My car is not shifting right and going up a hill causes the car to run at 35 MPH tops with the RPM gauge over 2000. According to the book a bad transaxle sensor could cause this problem, but a mechanic said the check engine light would come on if the sensor is bad. Is that correct?
[b]The problem might be that the torque converter clutch is failing to disengage.
The TCC couples the up torque converter to provide better fuel economy. The TCC is controlled via a solenoid inside the transmission. When coming to a hill, and the acellerator is pressed, the ECU cuts power to the TCC solenoid. This should disengage the TCC. If the TCC fails to disengage, this would be like climbing a hill with a manual transmission in fifth gear. The vehicle slows down and the engine lugs.
GM vehicles have a history of problems with the TCC solenoid sticking thereby not allowing the TCC to disengage.

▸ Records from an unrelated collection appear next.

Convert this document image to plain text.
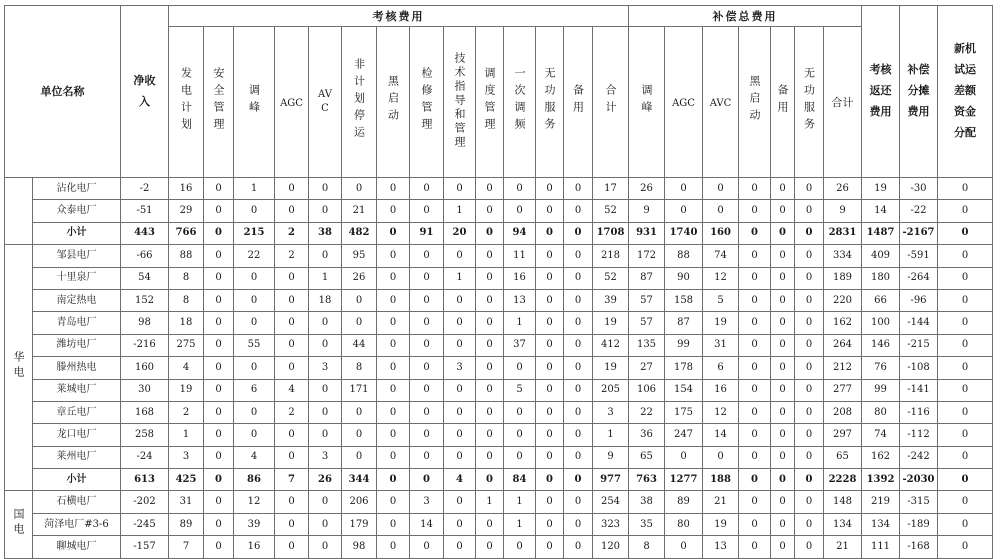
单位名称		净收入	考核费用														补偿总费用							考核返还费用	补偿分摊费用	新机试运差额资金分配
			发电计划	安全管理	调峰	AGC	AVC	非计划停运	黑启动	检修管理	技术指导和管理	调度管理	一次调频	无功服务	备用	合计	调峰	AGC	AVC	黑启动	备用	无功服务	合计			
	沾化电厂	-2	16	0	1	0	0	0	0	0	0	0	0	0	0	17	26	0	0	0	0	0	26	19	-30	0
	众泰电厂	-51	29	0	0	0	0	21	0	0	1	0	0	0	0	52	9	0	0	0	0	0	9	14	-22	0
	小计	443	766	0	215	2	38	482	0	91	20	0	94	0	0	1708	931	1740	160	0	0	0	2831	1487	-2167	0
华电	邹县电厂	-66	88	0	22	2	0	95	0	0	0	0	11	0	0	218	172	88	74	0	0	0	334	409	-591	0
	十里泉厂	54	8	0	0	0	1	26	0	0	1	0	16	0	0	52	87	90	12	0	0	0	189	180	-264	0
	南定热电	152	8	0	0	0	18	0	0	0	0	0	13	0	0	39	57	158	5	0	0	0	220	66	-96	0
	青岛电厂	98	18	0	0	0	0	0	0	0	0	0	1	0	0	19	57	87	19	0	0	0	162	100	-144	0
	潍坊电厂	-216	275	0	55	0	0	44	0	0	0	0	37	0	0	412	135	99	31	0	0	0	264	146	-215	0
	滕州热电	160	4	0	0	0	3	8	0	0	3	0	0	0	0	19	27	178	6	0	0	0	212	76	-108	0
	莱城电厂	30	19	0	6	4	0	171	0	0	0	0	5	0	0	205	106	154	16	0	0	0	277	99	-141	0
	章丘电厂	168	2	0	0	2	0	0	0	0	0	0	0	0	0	3	22	175	12	0	0	0	208	80	-116	0
	龙口电厂	258	1	0	0	0	0	0	0	0	0	0	0	0	0	1	36	247	14	0	0	0	297	74	-112	0
	莱州电厂	-24	3	0	4	0	3	0	0	0	0	0	0	0	0	9	65	0	0	0	0	0	65	162	-242	0
	小计	613	425	0	86	7	26	344	0	0	4	0	84	0	0	977	763	1277	188	0	0	0	2228	1392	-2030	0
国电	石横电厂	-202	31	0	12	0	0	206	0	3	0	1	1	0	0	254	38	89	21	0	0	0	148	219	-315	0
	菏泽电厂#3-6	-245	89	0	39	0	0	179	0	14	0	0	1	0	0	323	35	80	19	0	0	0	134	134	-189	0
	聊城电厂	-157	7	0	16	0	0	98	0	0	0	0	0	0	0	120	8	0	13	0	0	0	21	111	-168	0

What you can do is ask your mechanic to unplug the electrical connector for TCC on the side of the transaxle, and drive the vehicle. If the problem disappears after doing this, you know it’s a problem with the TCC.
One thing to try for this problem is, add a half a can of SeaFoam TransTune to the transmission fluid. The SeaFoam will sometimes clean a sticky TCC solenoid of the gum and varnish that causes it to stick. If this doesn’t work, then the side pan of the transaxle needs to be removed to replace the defective TCC solenoid.